Discussion Forum

 Two parallel wires in the plane of the paper are distance X₀ apart. A point charge is moving with speed u between and wires in the same plane at a distance X₁ from one of the wires. When the wires carry current of magnitude I in the same direction, the radius of curvature of the path of the point charge is R₁. In contrast, if the currents in the two wires have directions opposite to each other, the radius of curvature of the path is R₂. If   $\frac{X_{0}}{X_{1}}=3$ , and value of R₁/R₂ is

Answer:

Explanation:

$B_{2}=\frac{\mu_{0}I}{2\pi x_{1}}+\frac{\mu_{0}I}{2\pi(x_{0}-x_{1})}$

        { when  currents are in opposite directions)

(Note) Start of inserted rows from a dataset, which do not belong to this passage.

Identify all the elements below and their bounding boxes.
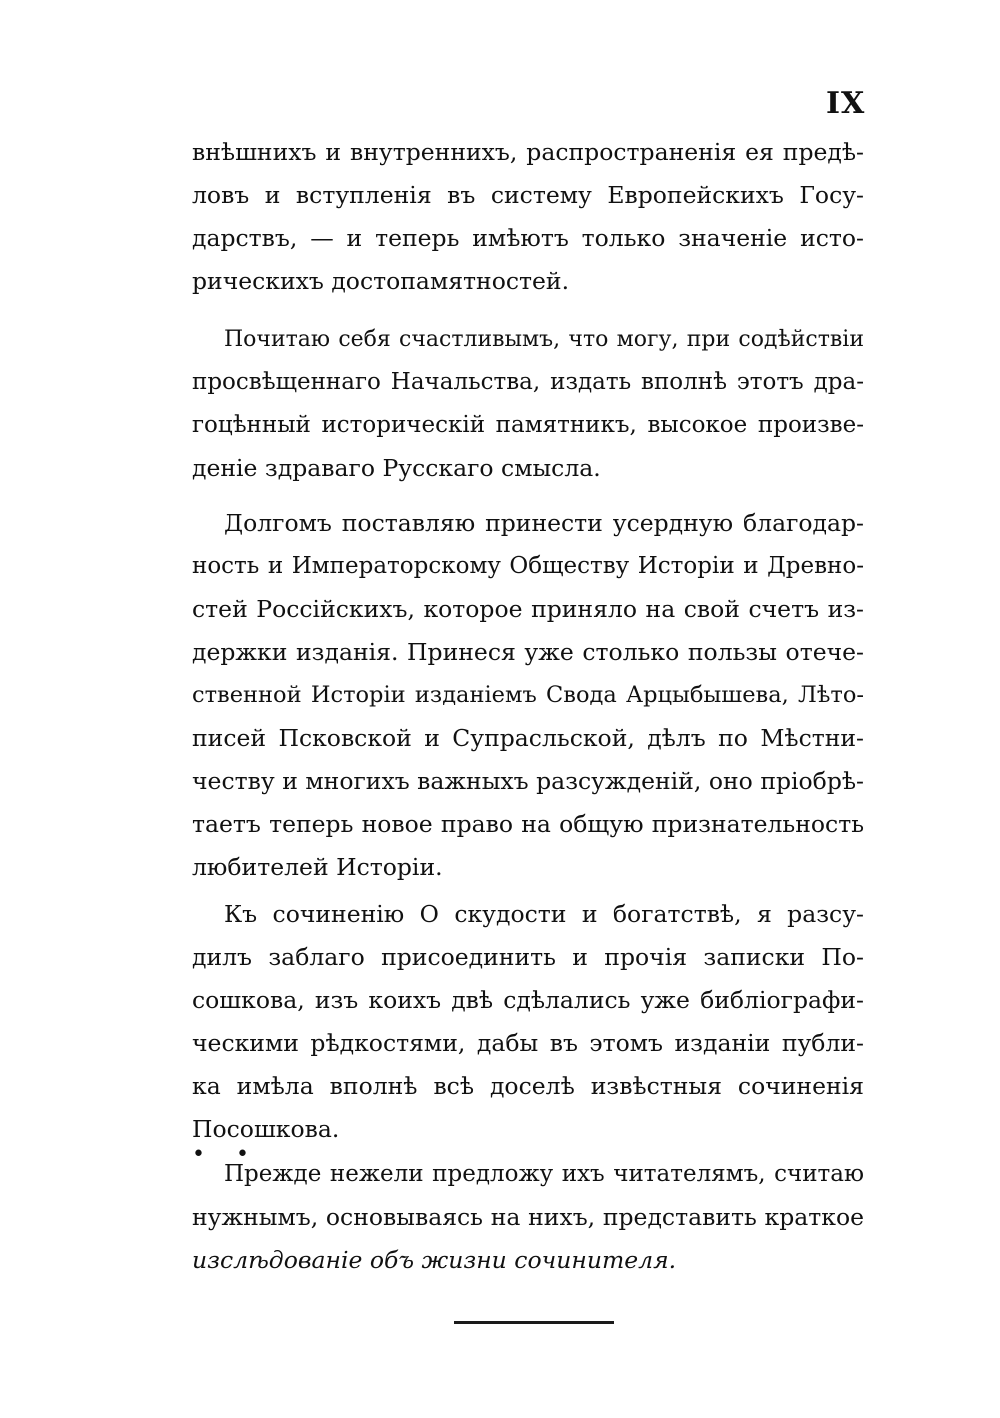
paragraph-3 [192, 502, 864, 889]
text-line: Прежде нежели предложу ихъ читателямъ, считаю [224, 1161, 864, 1187]
text-line: держки изданія. Принеся уже столько пользы отече- [192, 638, 864, 666]
text-line: Долгомъ поставляю принести усердную благодар- [224, 509, 864, 537]
paragraph-2 [192, 318, 864, 490]
text-line: ловъ и вступленія въ систему Европейскихъ Госу- [192, 181, 864, 209]
text-line: внѣшнихъ и внутреннихъ, распространенія ея предѣ- [192, 138, 864, 166]
text-line: нужнымъ, основываясь на нихъ, представить краткое [192, 1203, 864, 1231]
text-line: Почитаю себя счастливымъ, что могу, при содѣйствіи [224, 327, 864, 352]
text-line: ческими рѣдкостями, дабы въ этомъ изданіи публи- [192, 1029, 864, 1057]
text-line: Къ сочиненію О скудости и богатствѣ, я разсу- [224, 900, 864, 928]
text-line: ка имѣла вполнѣ всѣ доселѣ извѣстныя сочиненія [192, 1072, 864, 1100]
text-line: ственной Исторіи изданіемъ Свода Арцыбышева, Лѣто- [192, 682, 864, 708]
text-line: дарствъ, — и теперь имѣютъ только значеніе исто- [192, 224, 864, 252]
text-line: Посошкова. [192, 1115, 340, 1143]
paragraph-4 [192, 893, 864, 1151]
text-line: просвѣщеннаго Начальства, издать вполнѣ этотъ дра- [192, 369, 864, 395]
text-line: ность и Императорскому Обществу Исторіи и Древно- [192, 553, 864, 579]
text-line: дилъ заблаго присоединить и прочія записки По- [192, 943, 864, 971]
text-line: стей Россійскихъ, которое приняло на свой счетъ из- [192, 595, 864, 623]
closing-rule [454, 1321, 614, 1324]
text-line: любителей Исторіи. [192, 853, 443, 881]
text-line: рическихъ достопамятностей. [192, 267, 570, 295]
page-number: IX [826, 86, 866, 121]
stray-dots: • • [192, 1142, 261, 1167]
text-line: писей Псковской и Супрасльской, дѣлъ по Мѣстни- [192, 724, 864, 752]
text-line: гоцѣнный историческій памятникъ, высокое произве- [192, 412, 864, 438]
text-line: честву и многихъ важныхъ разсужденій, оно пріобрѣ- [192, 767, 864, 795]
text-line: изслѣдованіе объ жизни сочинителя. [192, 1246, 677, 1274]
paragraph-5 [192, 1153, 864, 1282]
text-line: деніе здраваго Русскаго смысла. [192, 454, 601, 482]
text-line: сошкова, изъ коихъ двѣ сдѣлались уже библіографи- [192, 986, 864, 1014]
text-line: таетъ теперь новое право на общую признательность [192, 810, 864, 838]
paragraph-1 [192, 131, 864, 303]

$B_{1}=\frac{\mu_{0}I}{2\pi x_{1}}-\frac{\mu_{0}I}{2\pi(x_{0}-x_{1})}$

(when currents are in same direction)

Subtituting $x_{1}=\frac{x_{0}}{3}$ as \left(\frac{x_{0}}{x_{1}}\right)

$B_{1}=\frac{3\mu_{0}I}{2\pi x_{0}}-\frac{3\mu_{0}I}{4\pi x_{0}}=\frac{3\mu_{0}I}{4\pi x_{0}}$

    $R_{1}=\frac{mv}{qB_{1}} $   and  $ B_{2}= \frac{9\mu_{0}I}{4\pi x_{0}}$

 $R_{2}=\frac{mv}{qB_{2}} $

$\frac{R_{1}}{R_{2}}=\frac{B_{2}}{B_{1}}=\frac{9}{3}=3$